Jurista e professor de Direito da Universidade de São Paulo (USP), Justino de Oliveira avalia que a Constituição regula que, no caso de Aécio, o voto deve ser aberto. E diz que, caso o Senado “vire as costas para a Constituição”, a decisão do plenário pode ser revogada.

— Se o Senado decidir pelo voto secreto, a decisão pode ser vista como ilegal e inconstitucional, e revista na Justiça. Aí, o Supremo pode decidir que a votação seja refeita, de forma aberta. Na semana passada, a questão era ver a decisão que cabia a cada Poder.
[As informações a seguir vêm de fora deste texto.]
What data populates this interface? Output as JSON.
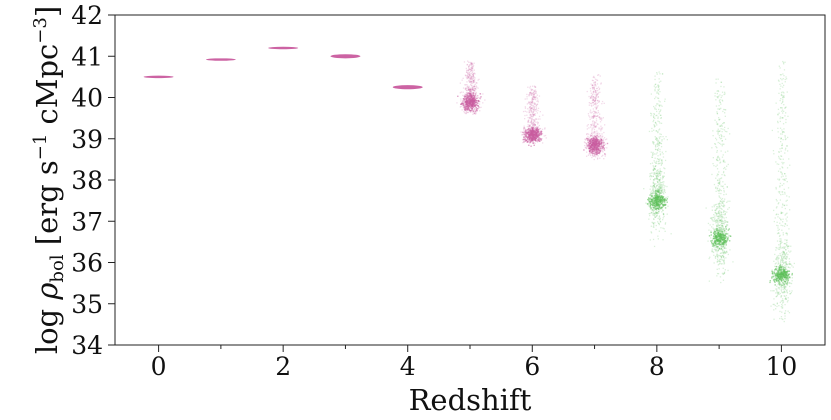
{
  "chart_data": {
    "type": "scatter",
    "xlabel": "Redshift",
    "ylabel": "log ρ_bol [erg s⁻¹ cMpc⁻³]",
    "ylabel_parts": {
      "prefix": "log ",
      "rho": "ρ",
      "sub": "bol",
      "bracket": " [erg s",
      "exp1": "−1",
      "mid": " cMpc",
      "exp2": "−3",
      "close": "]"
    },
    "xlim": [
      -0.7,
      10.7
    ],
    "ylim": [
      34,
      42
    ],
    "x_ticks": [
      0,
      2,
      4,
      6,
      8,
      10
    ],
    "x_minor_ticks": [
      1,
      3,
      5,
      7,
      9
    ],
    "y_ticks": [
      34,
      35,
      36,
      37,
      38,
      39,
      40,
      41,
      42
    ],
    "grid": false,
    "colors": {
      "magenta": "#c95b9e",
      "green": "#5dbf5a"
    },
    "distributions": [
      {
        "redshift": 0,
        "center": 40.5,
        "low": 40.47,
        "high": 40.53,
        "color": "magenta"
      },
      {
        "redshift": 1,
        "center": 40.92,
        "low": 40.89,
        "high": 40.95,
        "color": "magenta"
      },
      {
        "redshift": 2,
        "center": 41.2,
        "low": 41.17,
        "high": 41.23,
        "color": "magenta"
      },
      {
        "redshift": 3,
        "center": 41.0,
        "low": 40.95,
        "high": 41.05,
        "color": "magenta"
      },
      {
        "redshift": 4,
        "center": 40.25,
        "low": 40.2,
        "high": 40.3,
        "color": "magenta"
      },
      {
        "redshift": 5,
        "center": 39.9,
        "low": 39.6,
        "high": 40.9,
        "color": "magenta"
      },
      {
        "redshift": 6,
        "center": 39.1,
        "low": 38.9,
        "high": 40.3,
        "color": "magenta"
      },
      {
        "redshift": 7,
        "center": 38.85,
        "low": 38.5,
        "high": 40.6,
        "color": "magenta"
      },
      {
        "redshift": 8,
        "center": 37.5,
        "low": 36.4,
        "high": 40.7,
        "color": "green"
      },
      {
        "redshift": 9,
        "center": 36.6,
        "low": 35.4,
        "high": 40.5,
        "color": "green"
      },
      {
        "redshift": 10,
        "center": 35.7,
        "low": 34.5,
        "high": 40.9,
        "color": "green"
      }
    ]
  }
}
Agora, seria uma aplicação direta do texto constitucional, que é prerrogativa do Supremo. Estão em jogo os princípios de transparência e de publicidade — diz.

Na sexta-feira (13), um juiz de primeira instância chegou a conceder liminar (decisão imediata e provisória) para que a votação seja nominal. Conforme o jornal O Globo noticiou no domingo (15), a Mesa Diretora do Senado cogitou ignorar a decisão.

Para Oliveira, da USP, não cabe a um juiz de primeira instância interferir sobre o funcionamento do plenário do Senado.

— Isso é interpretação da Constituição, uma análise que cabe ao Supremo. É algo que não deve ser feito por juiz de primeiro grau — alega.

No caso de Delcídio, Aécio pediu votação secreta
O entendimento de que a votação seja aberta não seria inédito. Na votação da prisão do senador cassado Delcídio do Amaral, em novembro de 2015, o presidente do Senado à época, Renan Calheiros (PMDB-AL), tentou realizar a votação fechada. Contudo, parlamentares entraram com um mandado de segurança contra a iniciativa. O pedido foi aceito pelo ministro do Supremo Tribunal Federal (STF) Edson Fachin com base na Emenda Constitucional 35.

Nesta segunda-feira, o senador Randolfe Rodrigues (Rede-AP) entrou com mandado de segurança de 17 páginas para exigir que a votação seja realizada de forma aberta. O texto, ao qual GaúchaZH teve acesso, ressalta que, à época, o próprio Aécio entrou no STF pedindo que a votação fosse secreta. Randolfe ainda afirma, no texto, que “não há razões para que pau que dá em Chico petista não dê em Francisco tucano”. Segundo a assessoria do parlamentar, o caso está sob relatoria do ministro Alexandre de Moraes.